Site Search

TALMOS Britannica – the prodigal returns?

publication date: Oct 2, 2006
 | 
author/source: R Taylor
Download Print
Azzurri Education (AE) have established a joint venture with Encyclopaedia Britannica (EB) which is called Talmos Britannica Secondary.
 
By pouring EB’s content into Talmos, AE hope to broaden the appeal of their learning platform and give schools the ability to deliver on the government’s personalised learning agenda. EB has not made a great fist of migrating from their capacious printed products - they first went to CD and then launched online during the first dot com bubble only to see this burst before they could list on the New York Stock Exchange.
 
As part of its dot bomb makeover EB sold off its successful film business (seen as non-core for an internet company) and then proceeded to lurch from one strategic blunder to another. So dire were its prospects that at one stage most US media analysts thought the company would either be sold or broken up because even its owner, the billionaire Jacob Saffra, was thought to be reluctant to keep pouring his money in.
 
The history of EB is relevant because it was originally founded in Edinburgh and was then brought to London by A & C Black in 1826, then sold to Chicago business man Horace Everett Hooper. Along the way it was also owned by the University of Chicago who sold it to Mr Saffra in 1995. While AE’s base in Hull is a fair distance from Edinburgh and London, it is interesting to see EB rebuilding its UK roots.

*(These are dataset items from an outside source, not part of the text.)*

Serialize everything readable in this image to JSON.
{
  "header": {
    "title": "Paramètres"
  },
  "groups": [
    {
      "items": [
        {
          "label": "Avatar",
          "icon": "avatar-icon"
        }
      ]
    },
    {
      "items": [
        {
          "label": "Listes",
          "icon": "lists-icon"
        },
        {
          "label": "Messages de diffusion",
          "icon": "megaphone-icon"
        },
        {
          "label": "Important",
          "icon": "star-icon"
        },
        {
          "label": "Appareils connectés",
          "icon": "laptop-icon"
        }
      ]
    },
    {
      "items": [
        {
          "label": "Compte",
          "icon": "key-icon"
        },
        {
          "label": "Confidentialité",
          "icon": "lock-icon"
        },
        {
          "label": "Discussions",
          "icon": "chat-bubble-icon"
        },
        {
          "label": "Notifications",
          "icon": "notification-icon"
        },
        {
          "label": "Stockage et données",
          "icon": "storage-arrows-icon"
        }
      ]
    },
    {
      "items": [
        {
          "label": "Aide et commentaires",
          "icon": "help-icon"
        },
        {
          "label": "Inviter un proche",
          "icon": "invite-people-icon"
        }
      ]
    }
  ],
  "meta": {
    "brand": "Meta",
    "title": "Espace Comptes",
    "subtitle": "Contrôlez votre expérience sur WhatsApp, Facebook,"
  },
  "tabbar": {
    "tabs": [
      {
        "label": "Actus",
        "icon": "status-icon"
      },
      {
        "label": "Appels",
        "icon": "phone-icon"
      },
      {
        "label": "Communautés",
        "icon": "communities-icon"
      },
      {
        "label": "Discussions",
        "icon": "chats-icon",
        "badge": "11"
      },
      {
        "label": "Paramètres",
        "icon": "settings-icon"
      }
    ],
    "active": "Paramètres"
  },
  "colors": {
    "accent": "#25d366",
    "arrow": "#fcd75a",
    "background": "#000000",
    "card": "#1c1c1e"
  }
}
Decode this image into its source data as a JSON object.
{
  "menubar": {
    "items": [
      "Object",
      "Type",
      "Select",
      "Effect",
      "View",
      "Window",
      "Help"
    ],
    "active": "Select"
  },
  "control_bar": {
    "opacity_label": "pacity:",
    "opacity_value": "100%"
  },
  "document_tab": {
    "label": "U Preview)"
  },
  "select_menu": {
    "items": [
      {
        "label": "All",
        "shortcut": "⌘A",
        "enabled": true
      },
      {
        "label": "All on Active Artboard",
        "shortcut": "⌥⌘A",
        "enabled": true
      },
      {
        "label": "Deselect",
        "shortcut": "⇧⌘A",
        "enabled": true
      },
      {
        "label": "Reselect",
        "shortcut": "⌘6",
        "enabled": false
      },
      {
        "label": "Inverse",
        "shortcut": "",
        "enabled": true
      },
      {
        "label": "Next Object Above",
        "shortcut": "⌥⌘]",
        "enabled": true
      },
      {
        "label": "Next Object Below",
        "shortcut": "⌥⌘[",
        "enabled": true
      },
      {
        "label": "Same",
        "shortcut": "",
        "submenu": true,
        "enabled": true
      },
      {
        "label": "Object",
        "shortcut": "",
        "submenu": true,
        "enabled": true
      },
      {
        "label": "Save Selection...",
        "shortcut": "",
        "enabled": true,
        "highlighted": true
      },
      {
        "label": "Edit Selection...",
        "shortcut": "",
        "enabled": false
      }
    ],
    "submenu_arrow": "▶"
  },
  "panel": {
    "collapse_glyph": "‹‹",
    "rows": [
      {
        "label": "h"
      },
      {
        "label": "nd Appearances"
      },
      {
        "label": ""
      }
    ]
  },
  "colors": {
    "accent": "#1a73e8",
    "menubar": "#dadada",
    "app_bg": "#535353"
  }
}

Whether TALMOS becomes more than a niche player in the education MIS market is yet to be seen, but so far they haven’t really cracked the BSF market, although AE are one of the 16 companies who recently secured a place on BECTA’s IT Infrastructure Services Framework Agreement (which runs until August 2009). In theory, being on the list should help AE’s BSF aspirations.
 
Just to show how interconnected this sector is, AE also signed a strategic interoperability partnership with Netmedia in July. EB also just happen to be a strategic partner of Netmedia, who are part of the Espresso Group; one of Espresso’s major investors is ITV, etc….
 
Finally, we wonder whether AE know that famous London architect Zaha Hadid sits on EB’s Editorial Board of Advisors? Unlike her better-known counterparts Lord Rogers and Norman Foster, Ms Hadid’s practice has worked on several university projects but never worked in the UK schools market. Do we smell an opportunity for AE who are trying to break into the BSF market?